The final gotcha is that on construction, not all the iterators might be pointing to the same ID, so we have to call catch_up() immediately. The full code for the constructor looks like this:

    Iterator(IteratorTuple its, IteratorTuple ends)
      : its(std::move(its)), ends(std::move(ends)) {
        max_id = EntityId{0};
        tuple_foreach(
            [&](auto it) {
              if (!at_end(it)) max_id = std::max(max_id, it->id);
            }, its);
        catch_up();  // Ensure a valid initial starting position.
      }

    Iterator() { sentinel = true; }

Conclusions


The implementation is incomplete at the time of this writing and some of the interface is inconsistent or unnecessary, but it's a start.

And for the project in which I'm using it: https://github.com/splinterofchaos/py-srpg (Originally written in Python; the C++ conversion is on the cpp branch at the time of this writing.)

Writing code like this used to be tedious, difficult, and involve heaps of boilerplate, but at this point, fold expressions over a variable number of types and arguments feels easier than a for loop from i=0 to N.

The biggest frustrations for functional programming in C++ remain being things like how in order to take a template function and convert it to a callable function object, one has to wrap in a lambda and there exists weak partial application.
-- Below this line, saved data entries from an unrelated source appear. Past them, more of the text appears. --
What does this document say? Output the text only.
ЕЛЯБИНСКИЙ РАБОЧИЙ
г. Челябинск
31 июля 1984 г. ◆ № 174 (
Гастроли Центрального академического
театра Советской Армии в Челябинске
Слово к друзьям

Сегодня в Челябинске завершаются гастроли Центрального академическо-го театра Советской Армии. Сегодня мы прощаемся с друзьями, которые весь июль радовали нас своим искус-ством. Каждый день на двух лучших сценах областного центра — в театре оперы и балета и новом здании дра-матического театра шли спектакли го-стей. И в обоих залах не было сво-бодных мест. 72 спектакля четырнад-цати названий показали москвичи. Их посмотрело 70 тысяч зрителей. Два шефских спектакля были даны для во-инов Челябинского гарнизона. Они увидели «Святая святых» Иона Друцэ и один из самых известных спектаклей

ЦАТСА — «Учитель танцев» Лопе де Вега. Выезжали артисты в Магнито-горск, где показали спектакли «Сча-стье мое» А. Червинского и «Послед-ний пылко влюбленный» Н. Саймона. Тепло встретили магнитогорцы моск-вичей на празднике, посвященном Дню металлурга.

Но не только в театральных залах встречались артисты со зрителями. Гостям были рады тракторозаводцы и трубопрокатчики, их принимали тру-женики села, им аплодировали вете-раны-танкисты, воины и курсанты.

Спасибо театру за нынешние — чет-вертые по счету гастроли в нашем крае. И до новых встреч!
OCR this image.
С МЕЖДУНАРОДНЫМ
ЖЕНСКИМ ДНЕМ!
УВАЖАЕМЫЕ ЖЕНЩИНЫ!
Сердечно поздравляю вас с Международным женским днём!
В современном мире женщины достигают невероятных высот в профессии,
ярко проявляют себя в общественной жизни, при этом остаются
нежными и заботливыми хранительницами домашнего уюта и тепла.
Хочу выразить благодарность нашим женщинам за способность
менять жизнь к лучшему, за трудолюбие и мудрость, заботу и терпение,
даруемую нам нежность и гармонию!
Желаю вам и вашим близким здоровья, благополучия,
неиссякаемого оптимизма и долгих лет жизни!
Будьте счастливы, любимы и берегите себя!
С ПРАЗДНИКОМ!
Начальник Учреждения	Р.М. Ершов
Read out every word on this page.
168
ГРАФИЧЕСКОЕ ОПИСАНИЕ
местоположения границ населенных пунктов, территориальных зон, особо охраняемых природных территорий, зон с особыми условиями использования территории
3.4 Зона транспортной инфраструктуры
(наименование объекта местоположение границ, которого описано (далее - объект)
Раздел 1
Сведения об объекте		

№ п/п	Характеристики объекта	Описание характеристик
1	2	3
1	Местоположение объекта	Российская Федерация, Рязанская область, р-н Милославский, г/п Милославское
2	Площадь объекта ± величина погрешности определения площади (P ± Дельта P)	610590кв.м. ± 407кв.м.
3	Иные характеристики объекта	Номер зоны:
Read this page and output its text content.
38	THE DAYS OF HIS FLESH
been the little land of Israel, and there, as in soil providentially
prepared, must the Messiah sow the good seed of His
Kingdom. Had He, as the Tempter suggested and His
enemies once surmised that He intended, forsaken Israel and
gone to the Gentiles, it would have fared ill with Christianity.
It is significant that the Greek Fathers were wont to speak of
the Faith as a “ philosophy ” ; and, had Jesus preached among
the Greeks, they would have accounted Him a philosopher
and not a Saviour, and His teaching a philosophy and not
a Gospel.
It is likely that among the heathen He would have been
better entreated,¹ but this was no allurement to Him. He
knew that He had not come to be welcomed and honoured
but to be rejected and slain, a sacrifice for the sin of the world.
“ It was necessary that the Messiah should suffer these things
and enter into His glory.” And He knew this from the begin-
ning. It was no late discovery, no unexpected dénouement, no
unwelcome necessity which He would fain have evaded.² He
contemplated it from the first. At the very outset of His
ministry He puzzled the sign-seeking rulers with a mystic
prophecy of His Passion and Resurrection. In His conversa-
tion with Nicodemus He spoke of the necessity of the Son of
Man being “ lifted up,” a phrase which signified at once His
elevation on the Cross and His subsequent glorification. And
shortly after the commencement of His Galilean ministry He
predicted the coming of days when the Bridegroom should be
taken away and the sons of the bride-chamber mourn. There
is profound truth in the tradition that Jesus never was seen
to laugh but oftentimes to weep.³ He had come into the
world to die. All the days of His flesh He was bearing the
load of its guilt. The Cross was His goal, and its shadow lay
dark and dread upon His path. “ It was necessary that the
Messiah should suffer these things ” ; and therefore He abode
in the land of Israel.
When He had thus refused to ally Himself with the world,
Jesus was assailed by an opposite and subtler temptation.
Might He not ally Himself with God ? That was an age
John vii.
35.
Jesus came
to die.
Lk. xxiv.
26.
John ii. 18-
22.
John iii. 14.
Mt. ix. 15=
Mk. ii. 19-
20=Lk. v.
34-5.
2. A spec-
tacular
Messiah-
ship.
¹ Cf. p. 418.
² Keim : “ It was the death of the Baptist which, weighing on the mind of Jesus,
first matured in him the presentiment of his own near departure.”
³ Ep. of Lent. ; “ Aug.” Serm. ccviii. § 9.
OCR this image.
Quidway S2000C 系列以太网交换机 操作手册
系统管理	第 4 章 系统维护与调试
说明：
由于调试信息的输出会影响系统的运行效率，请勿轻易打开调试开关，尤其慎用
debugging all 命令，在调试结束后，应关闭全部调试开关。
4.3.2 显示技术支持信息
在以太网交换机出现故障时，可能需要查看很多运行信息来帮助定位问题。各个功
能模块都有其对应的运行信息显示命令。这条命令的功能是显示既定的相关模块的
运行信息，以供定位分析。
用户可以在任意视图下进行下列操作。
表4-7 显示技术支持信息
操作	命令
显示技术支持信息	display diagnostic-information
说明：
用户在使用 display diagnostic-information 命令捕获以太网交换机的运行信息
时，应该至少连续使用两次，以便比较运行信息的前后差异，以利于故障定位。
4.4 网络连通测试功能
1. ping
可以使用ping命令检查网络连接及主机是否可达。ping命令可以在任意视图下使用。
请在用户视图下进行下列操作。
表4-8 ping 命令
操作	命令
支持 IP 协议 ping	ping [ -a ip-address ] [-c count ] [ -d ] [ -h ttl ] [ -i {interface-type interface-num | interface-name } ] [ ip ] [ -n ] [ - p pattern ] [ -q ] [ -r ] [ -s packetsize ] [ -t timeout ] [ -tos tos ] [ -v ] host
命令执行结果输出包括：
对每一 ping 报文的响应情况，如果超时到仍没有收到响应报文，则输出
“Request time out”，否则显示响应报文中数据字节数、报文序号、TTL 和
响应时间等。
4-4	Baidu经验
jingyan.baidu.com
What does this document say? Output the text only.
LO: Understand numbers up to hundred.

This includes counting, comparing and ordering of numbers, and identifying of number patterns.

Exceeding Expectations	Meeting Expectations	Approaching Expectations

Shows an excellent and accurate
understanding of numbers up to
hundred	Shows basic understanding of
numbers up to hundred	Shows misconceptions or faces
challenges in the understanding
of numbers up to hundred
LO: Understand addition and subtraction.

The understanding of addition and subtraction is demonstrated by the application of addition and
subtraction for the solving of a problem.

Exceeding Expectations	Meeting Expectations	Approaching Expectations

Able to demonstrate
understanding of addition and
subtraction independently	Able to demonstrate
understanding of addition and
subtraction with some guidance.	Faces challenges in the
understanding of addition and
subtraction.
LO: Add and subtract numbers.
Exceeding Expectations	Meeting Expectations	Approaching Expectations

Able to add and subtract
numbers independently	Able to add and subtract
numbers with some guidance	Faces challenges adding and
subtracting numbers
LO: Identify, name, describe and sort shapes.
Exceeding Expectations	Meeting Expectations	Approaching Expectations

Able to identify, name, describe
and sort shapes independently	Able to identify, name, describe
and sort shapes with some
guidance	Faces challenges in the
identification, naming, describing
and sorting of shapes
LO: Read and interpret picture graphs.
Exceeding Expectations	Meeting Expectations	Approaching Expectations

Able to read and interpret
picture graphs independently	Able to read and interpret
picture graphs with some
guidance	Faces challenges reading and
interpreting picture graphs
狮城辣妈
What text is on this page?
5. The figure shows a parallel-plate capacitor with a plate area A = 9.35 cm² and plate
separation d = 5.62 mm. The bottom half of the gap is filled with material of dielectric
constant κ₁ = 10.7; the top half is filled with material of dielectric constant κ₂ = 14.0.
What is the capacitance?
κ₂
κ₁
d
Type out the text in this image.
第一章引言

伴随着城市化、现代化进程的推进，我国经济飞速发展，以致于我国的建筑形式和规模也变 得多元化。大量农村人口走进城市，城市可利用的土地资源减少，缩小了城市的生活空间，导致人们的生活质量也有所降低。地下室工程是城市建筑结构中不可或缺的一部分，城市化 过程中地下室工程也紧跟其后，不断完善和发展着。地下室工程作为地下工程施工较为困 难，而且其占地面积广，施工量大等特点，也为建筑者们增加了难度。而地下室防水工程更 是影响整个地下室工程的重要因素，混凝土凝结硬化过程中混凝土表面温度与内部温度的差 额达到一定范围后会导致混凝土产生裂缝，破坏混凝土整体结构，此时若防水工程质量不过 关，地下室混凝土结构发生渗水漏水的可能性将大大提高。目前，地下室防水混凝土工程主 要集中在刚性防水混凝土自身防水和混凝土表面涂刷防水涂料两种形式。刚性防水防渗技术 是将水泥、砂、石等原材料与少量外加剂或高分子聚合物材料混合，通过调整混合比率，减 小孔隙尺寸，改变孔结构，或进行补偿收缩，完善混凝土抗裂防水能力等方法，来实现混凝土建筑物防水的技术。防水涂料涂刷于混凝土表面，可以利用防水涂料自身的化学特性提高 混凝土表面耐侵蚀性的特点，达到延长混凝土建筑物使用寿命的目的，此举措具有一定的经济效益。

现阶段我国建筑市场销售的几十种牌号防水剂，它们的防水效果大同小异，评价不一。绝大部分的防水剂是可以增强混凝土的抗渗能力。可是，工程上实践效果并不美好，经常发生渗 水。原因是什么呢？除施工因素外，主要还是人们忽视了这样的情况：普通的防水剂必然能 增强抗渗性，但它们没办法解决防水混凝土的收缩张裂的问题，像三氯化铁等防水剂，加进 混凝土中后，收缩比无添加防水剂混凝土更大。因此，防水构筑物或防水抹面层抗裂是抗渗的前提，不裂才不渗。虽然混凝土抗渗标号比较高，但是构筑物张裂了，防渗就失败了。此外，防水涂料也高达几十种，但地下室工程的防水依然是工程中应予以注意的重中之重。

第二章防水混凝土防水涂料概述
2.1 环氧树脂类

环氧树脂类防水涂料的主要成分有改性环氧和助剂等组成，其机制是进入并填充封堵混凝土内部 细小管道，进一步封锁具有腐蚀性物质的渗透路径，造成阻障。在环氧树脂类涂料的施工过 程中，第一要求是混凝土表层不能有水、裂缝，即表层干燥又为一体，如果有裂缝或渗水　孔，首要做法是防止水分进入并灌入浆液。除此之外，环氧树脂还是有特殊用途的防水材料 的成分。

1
For example, in our begin() function.

  auto begin() const {
    auto b = [](auto&& store) { return store.begin(); };
    auto e = [](auto&& store) { return store.end(); };
    return Iterator(tuple_map(b, stores_), tuple_map(e, stores_));
  }

But things like fold expressions and class template argument deduction make things absolutely much easier.

As for the iterator class, the logic is much less trivial than I'd hope an iterator class to be, but I think the performance should be decent. If my program ends up spending more time incrementing iterators than using the values obtained, I think my bigger issue will be that my game's not doing much. Most of the iterations through the ECS should be of very similar entities and so in the general case, it should increment once and exit.

As for the entity class itself, I'll have to test it out a bunch. Obviously, I worry that adding or removing large numbers of entities could be problematic, but I imagine it'll be good enough for my purposes and there's plenty of room for optimization, like maintaining a free list of deleted entity IDs and component data, for one example. Still, when I'd used the same in Python, it worked well so it should be better here.